Agenda do Trabalho Digno: aparente tentativa de equilíbrio no pós-pandemia

A “Agenda do Trabalho Digno e de Valorização dos Jovens no Mercado no Mercado de Trabalho”, proposta de lei do actual Governo socialista, aprovada em reunião de Conselho de Ministros de 21 de Outubro de 2021, apresenta como principais pilares o combate à precariedade e a regulação de novas formas de trabalho, nomeadamente associadas às plataformas digitais.

 

Por Carmo Sousa Machado, sócia da Abreu Advogados e Maria Alexandra Jardim, advogada estagiária da Abreu Advogados

 

Desde cedo recusada pela concertação social, patrões e sindicatos de igual modo, esta Agenda, surgida no aparente rescaldo pós-pandémico e no contexto de negociação do Orçamento do Estado, procurava ser um ponto de equilíbrio entre a tão necessária reabilitação económica das empresas e empregadores, e a proteção reforçada dos direitos dos trabalhadores, em especial situação de fragilidade neste novo contexto económico-social.

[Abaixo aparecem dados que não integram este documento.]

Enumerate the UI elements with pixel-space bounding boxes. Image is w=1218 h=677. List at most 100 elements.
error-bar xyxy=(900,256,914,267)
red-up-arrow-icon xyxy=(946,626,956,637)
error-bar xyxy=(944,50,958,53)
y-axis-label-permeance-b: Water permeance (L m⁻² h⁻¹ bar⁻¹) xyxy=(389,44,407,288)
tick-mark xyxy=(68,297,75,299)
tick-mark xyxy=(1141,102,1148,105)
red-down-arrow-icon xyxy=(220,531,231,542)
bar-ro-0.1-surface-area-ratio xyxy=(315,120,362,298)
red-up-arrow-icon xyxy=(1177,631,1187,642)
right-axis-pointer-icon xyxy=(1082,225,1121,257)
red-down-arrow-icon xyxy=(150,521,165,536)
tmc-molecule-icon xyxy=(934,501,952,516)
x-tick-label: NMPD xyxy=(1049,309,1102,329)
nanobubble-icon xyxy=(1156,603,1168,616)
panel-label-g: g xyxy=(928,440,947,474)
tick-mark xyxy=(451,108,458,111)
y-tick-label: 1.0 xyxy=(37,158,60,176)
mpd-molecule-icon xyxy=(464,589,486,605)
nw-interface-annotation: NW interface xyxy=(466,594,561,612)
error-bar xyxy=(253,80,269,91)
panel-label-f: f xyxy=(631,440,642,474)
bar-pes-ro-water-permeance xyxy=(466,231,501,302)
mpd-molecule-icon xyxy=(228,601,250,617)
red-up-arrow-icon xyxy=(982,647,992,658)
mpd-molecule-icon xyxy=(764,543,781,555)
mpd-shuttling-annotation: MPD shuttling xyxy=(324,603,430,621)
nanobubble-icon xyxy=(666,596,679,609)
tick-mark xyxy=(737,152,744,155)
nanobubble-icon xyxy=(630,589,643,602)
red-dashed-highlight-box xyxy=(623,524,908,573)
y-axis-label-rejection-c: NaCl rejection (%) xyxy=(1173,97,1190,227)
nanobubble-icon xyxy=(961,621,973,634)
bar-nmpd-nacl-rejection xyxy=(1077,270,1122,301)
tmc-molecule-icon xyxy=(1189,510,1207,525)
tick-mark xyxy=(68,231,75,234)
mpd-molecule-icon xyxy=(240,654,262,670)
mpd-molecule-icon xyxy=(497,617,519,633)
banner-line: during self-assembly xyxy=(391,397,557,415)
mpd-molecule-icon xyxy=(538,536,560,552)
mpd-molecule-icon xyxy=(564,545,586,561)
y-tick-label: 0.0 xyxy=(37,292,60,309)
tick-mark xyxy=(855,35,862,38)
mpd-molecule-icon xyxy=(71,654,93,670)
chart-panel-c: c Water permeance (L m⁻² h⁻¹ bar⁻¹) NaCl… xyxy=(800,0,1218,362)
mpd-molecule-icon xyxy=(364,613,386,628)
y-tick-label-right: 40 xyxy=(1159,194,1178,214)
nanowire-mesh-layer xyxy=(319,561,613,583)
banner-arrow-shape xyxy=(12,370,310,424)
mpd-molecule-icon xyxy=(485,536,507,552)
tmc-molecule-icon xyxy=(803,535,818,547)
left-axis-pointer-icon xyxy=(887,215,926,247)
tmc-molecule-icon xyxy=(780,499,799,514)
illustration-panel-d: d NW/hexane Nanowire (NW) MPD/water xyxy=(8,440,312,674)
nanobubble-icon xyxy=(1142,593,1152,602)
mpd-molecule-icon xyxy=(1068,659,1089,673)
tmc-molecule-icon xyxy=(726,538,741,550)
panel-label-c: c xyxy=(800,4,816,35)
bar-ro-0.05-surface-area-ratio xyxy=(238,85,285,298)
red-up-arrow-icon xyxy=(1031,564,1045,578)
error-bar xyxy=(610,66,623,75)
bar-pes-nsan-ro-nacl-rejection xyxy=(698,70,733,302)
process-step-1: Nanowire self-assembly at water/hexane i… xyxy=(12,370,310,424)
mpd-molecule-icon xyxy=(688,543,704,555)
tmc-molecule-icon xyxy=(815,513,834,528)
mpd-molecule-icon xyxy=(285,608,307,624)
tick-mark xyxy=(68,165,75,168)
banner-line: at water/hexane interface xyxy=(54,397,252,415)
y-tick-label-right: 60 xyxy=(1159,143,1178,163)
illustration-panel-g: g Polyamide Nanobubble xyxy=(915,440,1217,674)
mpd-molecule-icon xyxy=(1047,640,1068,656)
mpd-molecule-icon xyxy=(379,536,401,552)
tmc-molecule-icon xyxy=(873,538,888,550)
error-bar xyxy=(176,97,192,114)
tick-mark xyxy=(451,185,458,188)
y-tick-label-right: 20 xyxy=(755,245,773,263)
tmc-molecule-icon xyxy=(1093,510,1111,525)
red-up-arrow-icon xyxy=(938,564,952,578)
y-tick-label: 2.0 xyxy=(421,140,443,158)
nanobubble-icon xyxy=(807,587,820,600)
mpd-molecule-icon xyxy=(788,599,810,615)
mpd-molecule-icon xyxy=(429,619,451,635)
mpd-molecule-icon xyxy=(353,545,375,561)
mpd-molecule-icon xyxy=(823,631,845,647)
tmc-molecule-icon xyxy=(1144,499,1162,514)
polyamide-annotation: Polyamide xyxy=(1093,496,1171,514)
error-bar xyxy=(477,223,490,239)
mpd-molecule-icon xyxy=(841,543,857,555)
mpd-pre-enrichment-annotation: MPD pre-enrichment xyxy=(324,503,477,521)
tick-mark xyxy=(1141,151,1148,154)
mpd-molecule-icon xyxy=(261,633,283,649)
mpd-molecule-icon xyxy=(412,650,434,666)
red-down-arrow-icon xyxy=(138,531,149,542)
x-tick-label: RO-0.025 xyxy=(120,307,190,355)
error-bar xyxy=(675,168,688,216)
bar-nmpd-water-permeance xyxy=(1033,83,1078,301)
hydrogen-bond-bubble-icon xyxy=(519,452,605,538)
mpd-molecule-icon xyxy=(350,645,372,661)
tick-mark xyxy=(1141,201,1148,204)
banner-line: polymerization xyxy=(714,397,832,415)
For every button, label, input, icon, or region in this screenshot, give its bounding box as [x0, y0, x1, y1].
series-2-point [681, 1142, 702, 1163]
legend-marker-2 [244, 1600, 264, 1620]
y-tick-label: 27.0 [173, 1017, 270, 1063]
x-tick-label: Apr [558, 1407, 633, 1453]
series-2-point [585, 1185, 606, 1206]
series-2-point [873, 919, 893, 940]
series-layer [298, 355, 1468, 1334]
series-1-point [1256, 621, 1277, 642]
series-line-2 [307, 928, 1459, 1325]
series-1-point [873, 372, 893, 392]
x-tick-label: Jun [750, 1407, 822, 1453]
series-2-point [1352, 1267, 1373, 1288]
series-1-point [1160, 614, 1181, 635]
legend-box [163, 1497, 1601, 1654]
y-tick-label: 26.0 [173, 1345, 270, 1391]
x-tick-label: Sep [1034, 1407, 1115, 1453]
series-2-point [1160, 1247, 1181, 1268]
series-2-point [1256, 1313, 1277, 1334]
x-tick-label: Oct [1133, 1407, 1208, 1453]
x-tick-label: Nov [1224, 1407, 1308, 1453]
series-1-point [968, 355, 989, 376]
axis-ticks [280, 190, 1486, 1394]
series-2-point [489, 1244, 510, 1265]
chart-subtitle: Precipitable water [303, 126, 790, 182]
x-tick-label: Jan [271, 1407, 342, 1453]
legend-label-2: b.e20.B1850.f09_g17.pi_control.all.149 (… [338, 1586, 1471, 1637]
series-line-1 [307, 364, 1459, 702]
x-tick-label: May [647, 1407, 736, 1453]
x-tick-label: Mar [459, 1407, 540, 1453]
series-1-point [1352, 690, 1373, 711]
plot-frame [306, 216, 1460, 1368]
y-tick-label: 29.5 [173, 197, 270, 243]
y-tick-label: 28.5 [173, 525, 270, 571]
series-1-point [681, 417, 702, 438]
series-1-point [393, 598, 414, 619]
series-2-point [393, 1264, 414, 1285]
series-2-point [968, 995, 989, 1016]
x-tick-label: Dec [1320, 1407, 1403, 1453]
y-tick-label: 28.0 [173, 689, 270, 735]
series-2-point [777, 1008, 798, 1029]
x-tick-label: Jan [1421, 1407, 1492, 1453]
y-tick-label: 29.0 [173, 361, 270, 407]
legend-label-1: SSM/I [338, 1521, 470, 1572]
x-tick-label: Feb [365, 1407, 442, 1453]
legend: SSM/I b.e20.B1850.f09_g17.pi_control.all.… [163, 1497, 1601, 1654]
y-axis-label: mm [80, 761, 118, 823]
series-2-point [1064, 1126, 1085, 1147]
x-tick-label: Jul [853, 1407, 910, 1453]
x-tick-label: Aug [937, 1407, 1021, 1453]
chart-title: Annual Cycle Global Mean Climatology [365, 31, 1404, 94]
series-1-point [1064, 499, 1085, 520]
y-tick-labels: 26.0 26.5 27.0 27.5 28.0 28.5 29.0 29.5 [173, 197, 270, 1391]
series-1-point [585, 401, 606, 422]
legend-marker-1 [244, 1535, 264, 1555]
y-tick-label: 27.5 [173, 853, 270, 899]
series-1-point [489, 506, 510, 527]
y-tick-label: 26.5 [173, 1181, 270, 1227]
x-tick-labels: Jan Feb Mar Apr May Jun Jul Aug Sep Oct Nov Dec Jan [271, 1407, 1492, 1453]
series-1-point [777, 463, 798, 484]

Chumbado o Orçamento do Estado, a análise das medidas anunciadas nesta proposta surge com redobrado interesse, permitindo avaliar a estratégia laboral seguida, embora com a sombra de uma eventual dissolução do Parlamento.

Atrás de bandeiras populares como a criminalização do trabalho não declarado, com pena de prisão até 3 anos ou multa até 360 dias, surgem outras, como a extensão da aplicação de contraordenações em casos de regularização voluntária do mesmo, que acabam por dissuadir a retificação destes comportamentos através da manutenção de sanções, numa estratégia que se afigura incoerente nos seus verdadeiros impactos.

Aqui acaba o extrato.